# cçc > Combien çà coute ???



## bgali (18 Décembre 2004)

Quelqu'un connait-il avec une réelle précision la consommation électrique d'un PowerMac G5 2X2,5 

Merci


----------



## Leehalt (18 Décembre 2004)

On peut trouver cette page sur le site de support d'Apple. Mais il n'y a pas le G5 2x2,5 GHz. Par extrapolation  et en entrant les données de cette page dans excel (consommation vs. fréquence) tu peux te faire une idée de la consommation réelle du 2x2,5 GHz. Il faut croire que ce sont des infos confidentielles, et qu'Apple ne veu tpas que l'on sache qu'ils ont du mal à maitriser la conso de leur ordinateur phare :mouais:...ou alors la page n'est tout simplement pas à jour


----------



## molgow (18 Décembre 2004)

Sur cette page...


----------



## Leehalt (18 Décembre 2004)

ah bin non tiens, c'était pas secret!


----------



## bgali (19 Décembre 2004)

Merci à tous pour les bonnes réponses     

Mais je n'aurais pas pensé que la consommation puisse être aussi élevée, ce qui explique peut-être effectivement qu'Apple n'en parle pas de façon trop ouverte ...


----------



## molgow (19 Décembre 2004)

Pour avoir une meilleure idée de la consommation des machines Apple, il serait intéressant de comparer avec des modèles de PC plus ou moins équivalents. Parce que là franchement, j'ai aucune idée si ça fait beaucoup ou peu. Peut-être consomme-t-il beaucoup moins qu'un PC-Pentium4 ?
 Ensuite, en mode "idle", le PowerMac utilise une puissance électrique de 120 W, c'est pas si énorme que ça. Ca équivaut à 2 ampoules traditionnelles. Mais à ce propos, je me demande si le mode "idle" équivaut au mode veille prolongée ou est-ce que ca correspond à un mode allumé où on ne fait rien.


----------



## bgali (19 Décembre 2004)

"idle" veut dire littérallement "tourner au ralenti", donc je pense que c'est plutôt lorsque le Mac est allumé mais ne travaille pas .

En veille on peut dire qu'il n'est pas allumé car rien ne se passe.
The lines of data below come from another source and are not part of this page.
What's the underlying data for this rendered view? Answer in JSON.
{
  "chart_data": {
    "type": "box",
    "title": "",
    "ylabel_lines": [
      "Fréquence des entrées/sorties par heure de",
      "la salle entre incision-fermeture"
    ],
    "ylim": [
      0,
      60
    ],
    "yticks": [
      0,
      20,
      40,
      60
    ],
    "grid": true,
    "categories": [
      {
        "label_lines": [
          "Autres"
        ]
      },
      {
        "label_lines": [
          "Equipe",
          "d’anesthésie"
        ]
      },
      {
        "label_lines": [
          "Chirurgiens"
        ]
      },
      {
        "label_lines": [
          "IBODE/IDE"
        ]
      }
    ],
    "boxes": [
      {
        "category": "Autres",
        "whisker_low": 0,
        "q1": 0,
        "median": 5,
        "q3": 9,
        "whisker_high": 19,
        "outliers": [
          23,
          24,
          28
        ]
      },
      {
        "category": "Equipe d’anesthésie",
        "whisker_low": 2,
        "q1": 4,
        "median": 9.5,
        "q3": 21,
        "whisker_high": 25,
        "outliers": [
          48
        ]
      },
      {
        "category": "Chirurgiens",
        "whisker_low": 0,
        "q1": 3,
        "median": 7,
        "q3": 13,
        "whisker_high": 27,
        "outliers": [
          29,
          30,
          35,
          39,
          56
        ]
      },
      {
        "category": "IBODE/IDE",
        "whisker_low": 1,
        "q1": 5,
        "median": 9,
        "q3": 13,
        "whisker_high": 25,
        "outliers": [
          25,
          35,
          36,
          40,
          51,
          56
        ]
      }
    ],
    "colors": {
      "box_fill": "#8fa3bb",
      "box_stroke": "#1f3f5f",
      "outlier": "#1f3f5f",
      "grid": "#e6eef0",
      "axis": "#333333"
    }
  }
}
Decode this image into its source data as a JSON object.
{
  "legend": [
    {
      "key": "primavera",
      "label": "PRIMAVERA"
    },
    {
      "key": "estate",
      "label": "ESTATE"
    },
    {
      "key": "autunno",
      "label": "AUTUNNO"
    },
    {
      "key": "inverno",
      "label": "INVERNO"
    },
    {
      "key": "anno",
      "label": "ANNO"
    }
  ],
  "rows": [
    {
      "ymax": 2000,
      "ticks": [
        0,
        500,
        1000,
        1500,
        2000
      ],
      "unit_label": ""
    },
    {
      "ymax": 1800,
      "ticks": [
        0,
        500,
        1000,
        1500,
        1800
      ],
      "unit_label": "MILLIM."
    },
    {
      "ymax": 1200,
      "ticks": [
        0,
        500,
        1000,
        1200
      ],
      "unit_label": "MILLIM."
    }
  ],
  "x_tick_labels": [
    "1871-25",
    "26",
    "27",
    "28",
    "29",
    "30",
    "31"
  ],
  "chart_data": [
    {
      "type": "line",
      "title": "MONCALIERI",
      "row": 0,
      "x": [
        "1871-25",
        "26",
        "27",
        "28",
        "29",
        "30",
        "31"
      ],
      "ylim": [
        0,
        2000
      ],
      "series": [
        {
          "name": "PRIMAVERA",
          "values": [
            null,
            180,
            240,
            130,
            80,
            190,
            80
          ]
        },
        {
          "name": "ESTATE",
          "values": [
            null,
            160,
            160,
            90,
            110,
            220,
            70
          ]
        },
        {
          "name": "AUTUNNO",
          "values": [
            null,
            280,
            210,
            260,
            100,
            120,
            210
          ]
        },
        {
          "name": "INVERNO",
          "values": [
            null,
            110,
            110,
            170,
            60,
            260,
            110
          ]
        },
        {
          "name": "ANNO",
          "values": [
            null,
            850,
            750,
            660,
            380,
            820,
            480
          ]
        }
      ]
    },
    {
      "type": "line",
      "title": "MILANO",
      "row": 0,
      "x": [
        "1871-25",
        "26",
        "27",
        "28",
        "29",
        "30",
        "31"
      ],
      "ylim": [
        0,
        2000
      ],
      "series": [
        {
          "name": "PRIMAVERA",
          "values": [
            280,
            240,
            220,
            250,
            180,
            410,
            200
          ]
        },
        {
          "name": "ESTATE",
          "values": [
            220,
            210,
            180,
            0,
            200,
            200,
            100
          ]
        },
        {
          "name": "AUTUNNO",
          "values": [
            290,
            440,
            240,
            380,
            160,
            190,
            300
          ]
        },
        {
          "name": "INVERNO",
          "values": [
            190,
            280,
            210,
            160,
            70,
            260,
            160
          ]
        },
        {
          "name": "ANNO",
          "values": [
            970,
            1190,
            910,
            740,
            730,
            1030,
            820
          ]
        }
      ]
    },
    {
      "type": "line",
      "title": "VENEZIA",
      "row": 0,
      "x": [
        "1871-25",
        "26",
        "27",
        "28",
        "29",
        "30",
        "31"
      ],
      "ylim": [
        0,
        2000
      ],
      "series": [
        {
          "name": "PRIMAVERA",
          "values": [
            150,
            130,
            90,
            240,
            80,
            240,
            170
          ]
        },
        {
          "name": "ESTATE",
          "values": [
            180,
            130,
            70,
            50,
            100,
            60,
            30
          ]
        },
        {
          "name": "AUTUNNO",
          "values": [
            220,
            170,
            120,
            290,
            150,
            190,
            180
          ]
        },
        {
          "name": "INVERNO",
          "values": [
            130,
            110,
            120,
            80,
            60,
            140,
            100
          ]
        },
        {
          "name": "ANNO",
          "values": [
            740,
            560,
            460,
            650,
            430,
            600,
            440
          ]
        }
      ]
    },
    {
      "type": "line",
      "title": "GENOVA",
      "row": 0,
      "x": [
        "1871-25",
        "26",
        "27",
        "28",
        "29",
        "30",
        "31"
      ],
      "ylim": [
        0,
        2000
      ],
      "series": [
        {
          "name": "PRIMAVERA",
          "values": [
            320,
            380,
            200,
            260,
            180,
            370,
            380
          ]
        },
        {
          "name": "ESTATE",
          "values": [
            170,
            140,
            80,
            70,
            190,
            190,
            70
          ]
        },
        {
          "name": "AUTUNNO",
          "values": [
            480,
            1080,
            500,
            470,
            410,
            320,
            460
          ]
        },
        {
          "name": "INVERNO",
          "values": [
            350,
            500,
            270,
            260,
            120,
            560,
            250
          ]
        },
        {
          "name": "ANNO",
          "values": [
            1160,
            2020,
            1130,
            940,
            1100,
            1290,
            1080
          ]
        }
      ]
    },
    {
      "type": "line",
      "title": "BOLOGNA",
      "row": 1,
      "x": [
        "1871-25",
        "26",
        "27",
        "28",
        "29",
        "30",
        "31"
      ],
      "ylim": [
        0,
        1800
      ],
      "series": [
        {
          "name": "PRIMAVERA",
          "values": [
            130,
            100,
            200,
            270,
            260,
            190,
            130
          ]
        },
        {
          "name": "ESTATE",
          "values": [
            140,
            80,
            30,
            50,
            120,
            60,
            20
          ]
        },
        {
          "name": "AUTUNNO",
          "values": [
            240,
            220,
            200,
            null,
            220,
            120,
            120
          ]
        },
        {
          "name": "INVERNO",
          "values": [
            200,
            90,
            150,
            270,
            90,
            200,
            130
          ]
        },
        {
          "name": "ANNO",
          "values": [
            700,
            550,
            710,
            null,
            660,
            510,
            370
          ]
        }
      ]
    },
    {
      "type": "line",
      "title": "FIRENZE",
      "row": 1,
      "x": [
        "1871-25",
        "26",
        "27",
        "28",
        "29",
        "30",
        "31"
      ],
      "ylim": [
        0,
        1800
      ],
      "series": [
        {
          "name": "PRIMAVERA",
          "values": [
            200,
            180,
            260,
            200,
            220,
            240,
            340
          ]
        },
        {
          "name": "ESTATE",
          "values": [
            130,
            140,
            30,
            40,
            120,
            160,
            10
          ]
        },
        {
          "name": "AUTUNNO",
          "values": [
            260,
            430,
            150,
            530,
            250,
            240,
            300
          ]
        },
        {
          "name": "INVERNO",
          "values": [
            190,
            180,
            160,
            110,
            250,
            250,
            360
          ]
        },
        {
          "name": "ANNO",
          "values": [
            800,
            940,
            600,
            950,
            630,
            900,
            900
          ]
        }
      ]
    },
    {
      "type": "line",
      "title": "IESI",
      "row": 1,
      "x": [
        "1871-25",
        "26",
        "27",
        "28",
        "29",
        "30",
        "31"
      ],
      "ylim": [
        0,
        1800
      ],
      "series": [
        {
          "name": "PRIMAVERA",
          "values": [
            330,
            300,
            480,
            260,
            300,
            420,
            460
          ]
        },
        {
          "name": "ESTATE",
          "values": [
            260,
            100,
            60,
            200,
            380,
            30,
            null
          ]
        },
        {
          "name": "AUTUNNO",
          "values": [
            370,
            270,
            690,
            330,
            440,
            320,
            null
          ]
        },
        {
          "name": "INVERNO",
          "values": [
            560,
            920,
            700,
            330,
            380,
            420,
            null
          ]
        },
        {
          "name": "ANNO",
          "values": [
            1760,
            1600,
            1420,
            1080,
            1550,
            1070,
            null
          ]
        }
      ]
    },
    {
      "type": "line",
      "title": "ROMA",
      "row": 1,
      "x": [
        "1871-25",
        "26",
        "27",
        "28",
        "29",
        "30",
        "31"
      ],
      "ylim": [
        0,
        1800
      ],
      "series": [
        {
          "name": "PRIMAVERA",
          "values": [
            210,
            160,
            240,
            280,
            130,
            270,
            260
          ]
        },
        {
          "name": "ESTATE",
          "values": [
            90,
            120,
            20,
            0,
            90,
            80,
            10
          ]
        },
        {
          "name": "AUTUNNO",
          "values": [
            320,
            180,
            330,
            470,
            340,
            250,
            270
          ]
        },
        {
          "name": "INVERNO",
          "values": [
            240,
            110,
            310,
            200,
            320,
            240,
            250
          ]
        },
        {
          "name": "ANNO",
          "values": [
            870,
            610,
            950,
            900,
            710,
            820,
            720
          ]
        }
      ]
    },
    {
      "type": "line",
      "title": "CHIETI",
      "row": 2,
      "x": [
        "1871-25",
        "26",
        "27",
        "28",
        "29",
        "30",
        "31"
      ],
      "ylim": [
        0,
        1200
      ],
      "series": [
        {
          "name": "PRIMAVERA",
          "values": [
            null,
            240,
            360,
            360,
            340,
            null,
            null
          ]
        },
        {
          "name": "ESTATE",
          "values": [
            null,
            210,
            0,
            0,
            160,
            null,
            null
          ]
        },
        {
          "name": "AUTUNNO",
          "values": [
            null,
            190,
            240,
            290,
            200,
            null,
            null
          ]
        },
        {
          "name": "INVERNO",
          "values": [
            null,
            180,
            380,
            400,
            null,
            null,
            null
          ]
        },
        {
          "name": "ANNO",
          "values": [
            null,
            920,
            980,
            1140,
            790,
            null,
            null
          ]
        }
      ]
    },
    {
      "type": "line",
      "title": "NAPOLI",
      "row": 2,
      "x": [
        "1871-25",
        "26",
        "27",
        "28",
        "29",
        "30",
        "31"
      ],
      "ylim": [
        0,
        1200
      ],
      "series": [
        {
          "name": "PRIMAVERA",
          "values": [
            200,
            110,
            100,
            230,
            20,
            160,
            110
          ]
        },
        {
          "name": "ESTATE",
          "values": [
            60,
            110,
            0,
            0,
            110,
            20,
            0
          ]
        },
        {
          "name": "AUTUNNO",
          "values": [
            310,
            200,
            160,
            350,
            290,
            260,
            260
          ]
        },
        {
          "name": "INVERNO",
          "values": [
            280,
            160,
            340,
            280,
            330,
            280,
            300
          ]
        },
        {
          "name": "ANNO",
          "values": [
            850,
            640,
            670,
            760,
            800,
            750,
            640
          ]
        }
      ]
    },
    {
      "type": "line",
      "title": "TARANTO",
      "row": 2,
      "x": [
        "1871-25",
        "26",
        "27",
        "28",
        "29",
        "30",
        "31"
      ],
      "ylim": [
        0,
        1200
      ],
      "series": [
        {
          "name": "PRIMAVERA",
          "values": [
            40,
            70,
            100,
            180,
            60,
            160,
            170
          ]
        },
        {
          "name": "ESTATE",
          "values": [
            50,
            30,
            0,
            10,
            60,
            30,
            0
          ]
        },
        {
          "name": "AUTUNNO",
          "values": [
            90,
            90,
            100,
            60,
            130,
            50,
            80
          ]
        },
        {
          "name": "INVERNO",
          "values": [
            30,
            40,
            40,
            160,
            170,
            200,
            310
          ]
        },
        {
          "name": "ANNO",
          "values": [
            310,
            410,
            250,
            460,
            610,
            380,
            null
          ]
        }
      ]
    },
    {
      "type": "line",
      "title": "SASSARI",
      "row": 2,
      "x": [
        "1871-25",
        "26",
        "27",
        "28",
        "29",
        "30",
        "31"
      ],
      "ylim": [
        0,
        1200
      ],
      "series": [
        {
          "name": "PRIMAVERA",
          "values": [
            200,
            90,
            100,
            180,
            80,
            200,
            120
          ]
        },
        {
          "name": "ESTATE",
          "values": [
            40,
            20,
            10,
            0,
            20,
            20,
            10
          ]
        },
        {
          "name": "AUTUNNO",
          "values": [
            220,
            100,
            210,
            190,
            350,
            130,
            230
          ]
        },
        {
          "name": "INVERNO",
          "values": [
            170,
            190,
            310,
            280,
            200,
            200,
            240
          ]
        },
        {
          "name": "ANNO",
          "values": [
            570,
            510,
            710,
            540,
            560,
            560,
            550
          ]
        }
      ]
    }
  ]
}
Mais quand même 604 watts + le monitor çà fait une grosse ampoule. Mais bon ...


----------



## molgow (19 Décembre 2004)

J'imagine que 600 W c'est en ayant mis toutes l'extension imaginable (cartes PCI, disques supplémentaires, RAM à fond), et en faisant tourner les procs à fond, ce qui est très rarement le cas normalement...


----------



## molgow (19 Décembre 2004)

Dell Dimension 8400 (Pentium 4 3.2 Ghz)

 La consommation est de 350 W.
 Il n'y a pas de précisions sur le minimum ou le maximum :hein:


----------



## bgali (20 Décembre 2004)

C'est sûrement pas vrai


----------



## Anonyme (20 Décembre 2004)

achetes le bi-G5 et viens l'utiliser chez moi, l'electricite est gratos


----------



## bgali (20 Décembre 2004)

enzo0511 a dit:
			
		

> achetes le bi-G5 et viens l'utiliser chez moi, l'electricite est gratos



Ok, mais il n'y a que mon G5 qui soit "bi"


----------



## Anonyme (20 Décembre 2004)

euh...

 je parlais de l'electricite gratos histoire d'avoir le G5 chez moi


 pour le reste, c'est pas mon rayon


----------



## bgali (20 Décembre 2004)

J'avais tout compris, mais c'était tellement facile ...


----------



## Webmr (20 Décembre 2004)

Pour avoir la réponse a votre question, il faudrait peut-être comparer la consomation a un processeur Intel Xéon 3,6 ou 3,8GHz...


----------



## mattthieu (20 Décembre 2004)

oula, je pense qu'on peut (un peu) rougir devant les pc parceque à mon sens quand une alim de pc fait 450 Watts (pour les plus puissantes) ça veut dire MAXIMUM 450 Watt donc moins quand tous les périphériques ne fonctionnent pas...


----------



## Webmr (21 Décembre 2004)

mattthieu a dit:
			
		

> oula, je pense qu'on peut (un peu) rougir devant les pc parceque à mon sens quand une alim de pc fait 450 Watts (pour les plus puissantes) ça veut dire MAXIMUM 450 Watt donc moins quand tous les périphériques ne fonctionnent pas...


 Et un iMac G5 consomerai combien ?


----------